Le médecin du sommeil adapte la prise en charge à chaque patient selon les résultats du laboratoire du sommeil.

Adapter son mode de vie

L’activité physique régulière, une alimentation équilibrée et la gestion du stress contribuent à mieux dormir. Parfois, une courte sieste (20 minutes maximum) permet de retrouver de l’énergie sans perturber le sommeil nocturne.

Enfin, il est important d’éviter l’automédication avec des somnifères ou hypnotiques, qui peuvent aggraver les troubles du sommeil à long terme.

Retrouver un sommeil réparateur

La somnolence diurne n’est pas une fatalité.
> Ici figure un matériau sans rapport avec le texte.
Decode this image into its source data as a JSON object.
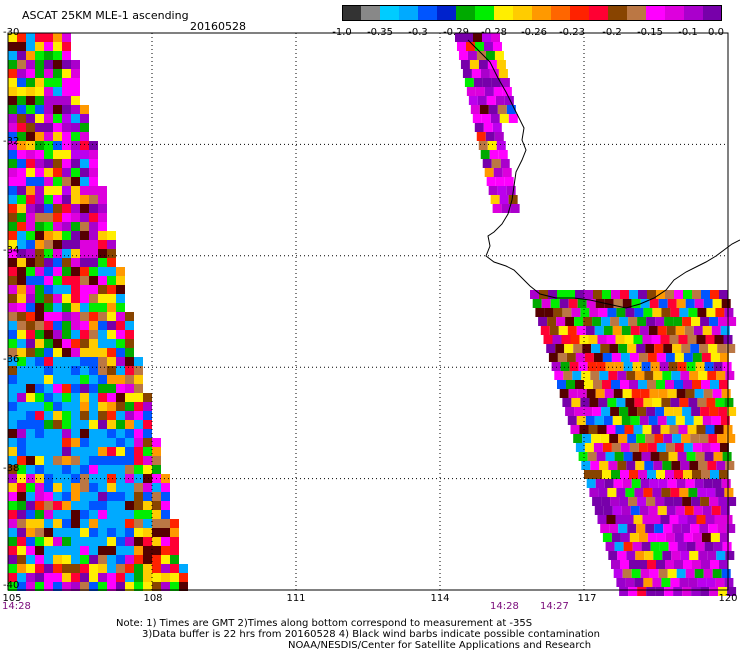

Avec un diagnostic adapté et une hygiène de vie équilibrée, il est possible de retrouver un sommeil de qualité et une vigilance optimale pendant la journée.

Écouter les signaux de son corps, respecter ses besoins en sommeil et consulter un professionnel en cas de symptômes persistants, sont les clés pour mieux dormir et rester en bonne santé.

Le sommeil, loin d’être une perte de temps, est une véritable source d’équilibre physique et cérébral. Prendre soin de ses nuits, c’est protéger ses journées.

À retenir

  • La somnolence diurne touche environ un Français sur quatre (26 %).
  • Elle résulte souvent d’un manque ou d’une mauvaise qualité de sommeil.
  • Les troubles du sommeil comme l’apnée ou la narcolepsie sont à surveiller.
  • Un bilan du sommeil aide à identifier la cause.
  • Une bonne hygiène de sommeil reste la meilleure prévention.